Data integration is a necessary process that combines data for machine learning, analytics, and cloud application development. AWS Glue is a way to make every step of the data integration process serverless and in the AWS Cloud. It possesses all the relevant capabilities so that analysis can be put to use immediately as opposed to later. These capabilities include data extraction from multiple sources, cleaning, normalization, and overall organization in databases and data lakes. Which method you use depends on the type of user you are and what products you are using.
AWS Glue is at its core an ETL (extract, transform, load) service with workflows that can be easily initiated. The monitoring and management of said workflows are done simply by navigating the AWS Glue Studio interface. Like all AWS services, you only pay for what you use, which means resources running at any given moment.
AWS Glue comes with a robust featureset that, if utilized to the fullest, will go through all the integration heavy lifting. You can focus on the data analysis that comes right after.
AWS Glue Features
AWS Glue Data Catalog
This is the prime destination of all your data assets, no matter where they may actually be located. To help control the AWS Glue environment it contains job and table definitions, schemas, and other control information. It uses AWS machine learning and artificial intelligence to recognize patterns to make data queries cost-effective and efficient.

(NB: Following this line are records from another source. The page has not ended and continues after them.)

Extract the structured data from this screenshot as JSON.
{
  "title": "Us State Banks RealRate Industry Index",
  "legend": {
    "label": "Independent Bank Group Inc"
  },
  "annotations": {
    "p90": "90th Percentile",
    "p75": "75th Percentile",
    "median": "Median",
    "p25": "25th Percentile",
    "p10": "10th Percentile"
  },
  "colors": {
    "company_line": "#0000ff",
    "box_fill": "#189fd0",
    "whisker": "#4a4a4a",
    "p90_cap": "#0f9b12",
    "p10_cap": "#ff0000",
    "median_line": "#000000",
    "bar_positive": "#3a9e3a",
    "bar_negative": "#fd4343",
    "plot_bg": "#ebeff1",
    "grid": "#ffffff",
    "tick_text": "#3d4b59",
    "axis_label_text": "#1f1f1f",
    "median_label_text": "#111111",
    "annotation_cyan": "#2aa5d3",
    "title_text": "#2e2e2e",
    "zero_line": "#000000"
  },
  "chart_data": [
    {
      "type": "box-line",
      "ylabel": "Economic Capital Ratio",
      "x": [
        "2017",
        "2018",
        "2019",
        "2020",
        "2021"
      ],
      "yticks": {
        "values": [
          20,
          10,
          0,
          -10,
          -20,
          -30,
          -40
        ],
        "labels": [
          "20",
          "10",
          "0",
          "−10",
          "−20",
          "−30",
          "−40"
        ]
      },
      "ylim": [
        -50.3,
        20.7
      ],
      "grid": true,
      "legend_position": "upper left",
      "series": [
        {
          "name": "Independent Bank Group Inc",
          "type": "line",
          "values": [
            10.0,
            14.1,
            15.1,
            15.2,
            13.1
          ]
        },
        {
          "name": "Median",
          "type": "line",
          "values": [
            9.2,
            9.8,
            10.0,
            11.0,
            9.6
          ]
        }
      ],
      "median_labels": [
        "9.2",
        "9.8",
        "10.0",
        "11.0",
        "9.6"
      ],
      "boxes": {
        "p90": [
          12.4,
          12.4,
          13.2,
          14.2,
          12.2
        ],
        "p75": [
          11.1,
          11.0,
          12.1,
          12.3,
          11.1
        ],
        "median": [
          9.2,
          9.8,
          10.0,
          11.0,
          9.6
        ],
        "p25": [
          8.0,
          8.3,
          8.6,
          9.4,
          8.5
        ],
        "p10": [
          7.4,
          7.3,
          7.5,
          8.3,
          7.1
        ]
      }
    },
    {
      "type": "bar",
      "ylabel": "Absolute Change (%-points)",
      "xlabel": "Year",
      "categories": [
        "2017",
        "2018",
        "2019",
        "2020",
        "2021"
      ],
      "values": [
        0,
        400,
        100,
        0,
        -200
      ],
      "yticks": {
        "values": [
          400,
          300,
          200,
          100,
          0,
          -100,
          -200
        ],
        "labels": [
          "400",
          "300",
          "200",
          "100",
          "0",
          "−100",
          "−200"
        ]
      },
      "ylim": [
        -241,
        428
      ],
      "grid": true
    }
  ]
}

Alongside this, a schema version history is saved so data changes can be seen over the course of time.
AWS Glue Schema Registry
The registry enables the use of Apache Avro schemas to validate and control streaming data without charging extra for it. When data streaming applications are integrated with the registry, you can improve data quality and safeguard against unexpected changes. You can also update or create new AWS Glue tables and partitions using schemas stored in the registry.
Drag and Drop Visual Data
You don’t have to be an Apache Spark expert to create scalable ETL jobs for further distributed processing. AWS Glue lets you use a drag and drop interface to define ETL processes. The code is automatically generated to extract, transform and load your data, in either Python, Scala, or Apache Spark.
Data stored in multiple storage types can have views created on top of them with AWS Glue Elastic Views. You can create the views using an open-source SQL compatible language (PartiQL) to manipulate and query the data. This does not depend on the structure of the data, it can be tabular or like a document.
AWS Glue has a built-in feature called FindMatches that links data together that are imperfect matches of each other. It uses machine learning to fix duplicates in your records, you are asked beforehand whether it is indeed a duplicate. The system will start learning from your criteria of match or no match and can build you an ETL job that can help you find duplicates between records.
You are given development endpoints to test out the code that Glue generated for you. This is useful when choosing to interactively develop your ETL code. Custom readers, writers, or transformations can be written by you and then be imported into your Glue ETL jobs.
AWS Glue DataBrew
DataBrew lets you normalize data without code using a visual interface. The UI is point to click and simple for users like data scientists to normalize it without sifting through code. You can clean data from various other locations like data lakes and databases like Amazon S3 and Redshift.